Freight Fright

Katiedid Langrock on

"Does that freight train come through at 5 a.m. every morning?" an exhausted Vinny asks in "My Cousin Vinny."

"No, sir. It's very unusual," the hotel clerk responds.

My dad is a storyteller -- the very best one I've ever had the pleasure of listening to, and I've had the pleasure of listening to some of the greats. His stories are always hilarious and self-depreciating, starring him as the fool. The stories are also told as if on a loop. If you've heard the story once, you've heard it a thousand times.
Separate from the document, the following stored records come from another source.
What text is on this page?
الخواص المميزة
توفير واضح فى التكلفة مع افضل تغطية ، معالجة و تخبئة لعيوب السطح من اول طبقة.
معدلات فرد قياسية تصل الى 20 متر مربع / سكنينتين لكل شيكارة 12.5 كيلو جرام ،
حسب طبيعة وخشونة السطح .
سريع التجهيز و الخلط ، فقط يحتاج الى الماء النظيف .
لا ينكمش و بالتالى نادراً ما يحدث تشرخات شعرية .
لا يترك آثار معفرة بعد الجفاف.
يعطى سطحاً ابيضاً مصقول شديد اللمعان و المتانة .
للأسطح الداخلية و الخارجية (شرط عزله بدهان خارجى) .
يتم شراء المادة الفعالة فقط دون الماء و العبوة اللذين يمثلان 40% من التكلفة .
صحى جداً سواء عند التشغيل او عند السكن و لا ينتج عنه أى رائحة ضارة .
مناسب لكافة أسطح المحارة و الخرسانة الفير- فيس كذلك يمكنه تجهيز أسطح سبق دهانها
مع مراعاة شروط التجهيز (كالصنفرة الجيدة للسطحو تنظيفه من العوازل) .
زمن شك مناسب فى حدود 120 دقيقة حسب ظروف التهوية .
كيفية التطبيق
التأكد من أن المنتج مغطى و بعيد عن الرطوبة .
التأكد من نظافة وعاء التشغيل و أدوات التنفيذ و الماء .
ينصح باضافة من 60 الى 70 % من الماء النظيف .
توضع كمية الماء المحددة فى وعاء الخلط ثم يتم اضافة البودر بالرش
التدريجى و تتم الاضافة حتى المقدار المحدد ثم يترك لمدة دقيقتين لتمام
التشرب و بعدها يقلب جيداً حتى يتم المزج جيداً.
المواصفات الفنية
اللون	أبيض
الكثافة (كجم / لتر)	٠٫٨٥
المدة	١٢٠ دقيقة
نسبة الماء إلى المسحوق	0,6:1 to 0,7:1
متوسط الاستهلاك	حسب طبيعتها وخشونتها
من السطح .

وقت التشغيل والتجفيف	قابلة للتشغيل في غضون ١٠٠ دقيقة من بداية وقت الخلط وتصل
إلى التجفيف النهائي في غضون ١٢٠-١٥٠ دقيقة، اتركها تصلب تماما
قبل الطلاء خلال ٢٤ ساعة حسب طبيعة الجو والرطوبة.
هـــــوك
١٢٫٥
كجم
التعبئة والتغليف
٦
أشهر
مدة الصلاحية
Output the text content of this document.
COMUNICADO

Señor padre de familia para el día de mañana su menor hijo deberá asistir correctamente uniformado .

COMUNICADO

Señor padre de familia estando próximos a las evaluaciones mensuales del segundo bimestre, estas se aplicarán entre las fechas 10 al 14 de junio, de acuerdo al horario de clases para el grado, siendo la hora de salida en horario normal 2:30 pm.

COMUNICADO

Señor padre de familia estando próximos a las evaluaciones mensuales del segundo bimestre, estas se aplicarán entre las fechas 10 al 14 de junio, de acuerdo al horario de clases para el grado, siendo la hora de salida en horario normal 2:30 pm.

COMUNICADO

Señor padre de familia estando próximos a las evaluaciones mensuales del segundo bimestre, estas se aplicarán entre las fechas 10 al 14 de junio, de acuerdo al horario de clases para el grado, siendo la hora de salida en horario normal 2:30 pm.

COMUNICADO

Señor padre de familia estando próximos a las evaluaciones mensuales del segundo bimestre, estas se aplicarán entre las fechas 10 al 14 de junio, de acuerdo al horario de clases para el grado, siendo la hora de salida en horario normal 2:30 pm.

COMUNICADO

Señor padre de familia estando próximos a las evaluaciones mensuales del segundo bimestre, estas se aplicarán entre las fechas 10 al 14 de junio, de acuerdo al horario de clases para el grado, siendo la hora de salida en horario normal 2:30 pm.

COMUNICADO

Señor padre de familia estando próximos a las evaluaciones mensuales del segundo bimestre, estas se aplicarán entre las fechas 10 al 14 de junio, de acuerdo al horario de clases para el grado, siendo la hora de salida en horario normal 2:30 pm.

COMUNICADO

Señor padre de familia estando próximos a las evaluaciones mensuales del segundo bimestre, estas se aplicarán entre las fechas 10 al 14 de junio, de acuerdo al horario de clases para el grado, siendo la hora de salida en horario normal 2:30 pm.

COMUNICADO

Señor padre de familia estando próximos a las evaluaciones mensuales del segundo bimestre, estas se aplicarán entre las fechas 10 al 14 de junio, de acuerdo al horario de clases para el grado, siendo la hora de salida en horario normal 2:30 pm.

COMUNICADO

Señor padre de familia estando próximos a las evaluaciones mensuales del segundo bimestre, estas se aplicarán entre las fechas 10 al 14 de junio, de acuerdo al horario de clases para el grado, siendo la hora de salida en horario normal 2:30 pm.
One of the classics comes from a time when he and my mom were dating. They'd gone camping and set up their tent near old abandoned train tracks. In the early hours of the morning, a train came roaring down the tracks. My dad, woken by the thundering noise and shaking ground but still half asleep, assumed they were camped on top of the tracks. He proceeded to jump up and run for his life. Unfortunately for him in the moment, the tent was all zipped up. But in reality, it was a fortunate thing. Because the tent was zipped up, he just ran against the nylon fabric, essentially running in place with all his might like a character in a Looney Tunes episode. Had the tent been open, he might have sleep-run right onto the tracks. Instead, my dad is around to reenact the scene every year in the living room, arms flailing and eyes closed as he runs against the side of the couch.

This is where my mom typically joins in the story to say that she tried to wake my dad as he ran but had a hard time doing so because she was laughing so hard.

As a youngster, I loved the reenactment but always was confused by the story. How could you think you were asleep on the tracks? My mom would tell me that when you first wake up, especially in a startling way, your brain can be jumbled. Dad was just confused, she would say. But it never made sense to me.


Two nights ago, my family finally arrived in Southern California. We pulled in to the campground late, well after dark, and parked in the only available spot, next to the train tracks.

At 2 in the morning, a loud train horn blared over and over. I jumped out of my bed in the back of the RV and headed toward the driver's seat. I had to drive us away before we were hit, completely convinced we had parked the RV on the tracks. About halfway to the front of my RV, I heard the small train pass, and I got my bearings.

Oh, so that's how Dad felt.

My heart didn't stop racing for a good hour, and it took about another hour after that to finally get back to sleep. In the morning, I asked a worker at the campground whether the little commuter train always wakes everyone up in the middle of the night.